The current Local Plan, which runs until 2036, includes: 

  • identifying land within the city’s boundaries to deliver 10,884 homes until 2036 
  • intensifying new development on previously developed land 
  • making it easier for large employers to build affordable housing for workers on their land 
  • requiring developments of 10 or more homes to build at least 50% as affordable 

The draft Local Plan 2040 proposes: 

  • allowing housing on all employment sites for the first time
  • encouraging the conversion of poorly performing or poorly located employment sites to housing 
  • protecting existing housing stock as much as possible, and disincentivising the loss of dwellings for other uses, such as short term lets 
  • continuing to limit student accommodation to the city centre, district centres (e.g., Cowley Road, Summertown, Headington) and land adjacent to existing campuses 

In the draft Local Plan 2040, the affordable housing requirement on developments of 10 or more homes has been reduced to 40%. This is being done because global economic factors have made housebuilding more expensive and, due to the success of Oxford’s economy, residential use now has a lower land value than offices and lab space.

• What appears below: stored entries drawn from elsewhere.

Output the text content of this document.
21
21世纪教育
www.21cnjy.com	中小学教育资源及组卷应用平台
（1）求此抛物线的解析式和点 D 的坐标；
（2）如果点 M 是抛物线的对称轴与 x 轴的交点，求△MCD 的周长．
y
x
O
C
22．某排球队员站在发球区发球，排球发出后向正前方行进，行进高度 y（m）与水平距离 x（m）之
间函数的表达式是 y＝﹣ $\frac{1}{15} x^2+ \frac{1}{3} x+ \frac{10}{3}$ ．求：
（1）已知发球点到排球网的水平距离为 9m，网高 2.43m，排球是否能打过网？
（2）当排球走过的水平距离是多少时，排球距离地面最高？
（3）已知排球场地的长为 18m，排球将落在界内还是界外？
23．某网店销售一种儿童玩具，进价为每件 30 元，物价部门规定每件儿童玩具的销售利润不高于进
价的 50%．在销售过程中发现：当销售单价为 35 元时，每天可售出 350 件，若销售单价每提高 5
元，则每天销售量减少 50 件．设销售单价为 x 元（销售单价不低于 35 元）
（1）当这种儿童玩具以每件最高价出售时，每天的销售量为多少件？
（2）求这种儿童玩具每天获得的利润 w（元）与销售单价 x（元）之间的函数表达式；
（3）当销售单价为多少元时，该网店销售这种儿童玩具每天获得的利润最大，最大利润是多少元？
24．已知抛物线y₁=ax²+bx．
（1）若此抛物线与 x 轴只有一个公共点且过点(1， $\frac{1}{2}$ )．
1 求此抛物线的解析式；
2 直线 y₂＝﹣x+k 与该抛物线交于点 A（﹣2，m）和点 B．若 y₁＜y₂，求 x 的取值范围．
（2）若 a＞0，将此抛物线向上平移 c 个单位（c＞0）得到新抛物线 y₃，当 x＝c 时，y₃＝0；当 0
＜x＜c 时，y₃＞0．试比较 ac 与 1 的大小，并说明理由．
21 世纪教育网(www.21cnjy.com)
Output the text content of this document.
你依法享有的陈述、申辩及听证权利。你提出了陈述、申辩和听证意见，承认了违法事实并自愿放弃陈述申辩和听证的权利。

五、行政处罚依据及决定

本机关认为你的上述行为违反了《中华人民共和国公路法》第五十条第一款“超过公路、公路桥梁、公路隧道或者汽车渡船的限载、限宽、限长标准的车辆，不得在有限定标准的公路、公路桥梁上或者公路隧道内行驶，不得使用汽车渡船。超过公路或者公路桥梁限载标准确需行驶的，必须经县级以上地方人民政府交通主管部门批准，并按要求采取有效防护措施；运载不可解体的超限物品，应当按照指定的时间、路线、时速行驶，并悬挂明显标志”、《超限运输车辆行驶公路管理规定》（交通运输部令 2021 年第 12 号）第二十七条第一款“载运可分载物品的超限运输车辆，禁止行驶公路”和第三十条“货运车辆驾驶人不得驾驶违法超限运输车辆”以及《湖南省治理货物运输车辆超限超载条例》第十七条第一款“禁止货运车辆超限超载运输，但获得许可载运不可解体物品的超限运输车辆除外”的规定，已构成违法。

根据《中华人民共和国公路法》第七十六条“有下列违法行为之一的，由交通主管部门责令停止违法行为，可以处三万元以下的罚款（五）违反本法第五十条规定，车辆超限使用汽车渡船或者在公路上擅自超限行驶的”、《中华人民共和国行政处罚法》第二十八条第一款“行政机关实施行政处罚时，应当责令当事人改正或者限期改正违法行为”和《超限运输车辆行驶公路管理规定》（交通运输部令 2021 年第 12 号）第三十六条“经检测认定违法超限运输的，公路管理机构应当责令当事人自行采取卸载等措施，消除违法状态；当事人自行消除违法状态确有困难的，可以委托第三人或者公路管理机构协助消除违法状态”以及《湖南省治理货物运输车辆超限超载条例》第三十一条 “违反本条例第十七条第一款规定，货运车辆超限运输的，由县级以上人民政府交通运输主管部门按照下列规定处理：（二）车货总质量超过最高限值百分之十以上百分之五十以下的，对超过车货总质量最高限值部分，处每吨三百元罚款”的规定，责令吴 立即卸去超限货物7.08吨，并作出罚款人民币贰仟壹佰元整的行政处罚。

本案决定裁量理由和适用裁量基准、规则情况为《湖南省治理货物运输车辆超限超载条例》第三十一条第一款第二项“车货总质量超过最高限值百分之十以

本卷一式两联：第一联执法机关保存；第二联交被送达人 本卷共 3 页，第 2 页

Therefore, without this change it is very likely that developers would choose not to use land for housebuilding and there would be fewer affordable homes built in the future. 

However, the City Council is continuing to prioritise new social housing. Within the 40% affordable housing required at larger developments, 32% must be new council homes, with the remaining 8% being other forms of affordable housing, such as ‘shared ownership’. This is significantly higher than the requirements for new social housing in neighbouring districts. 

The draft Local Plan proposes building 9,612 new homes within Oxford by 2040. This is lower than the 10,884 new homes needed in the Local Plan 2036 because Oxford has successfully built 3,780 homes since the Local Pan 2036 was adopted in 2016, and many of the large available sites in the city have been developed.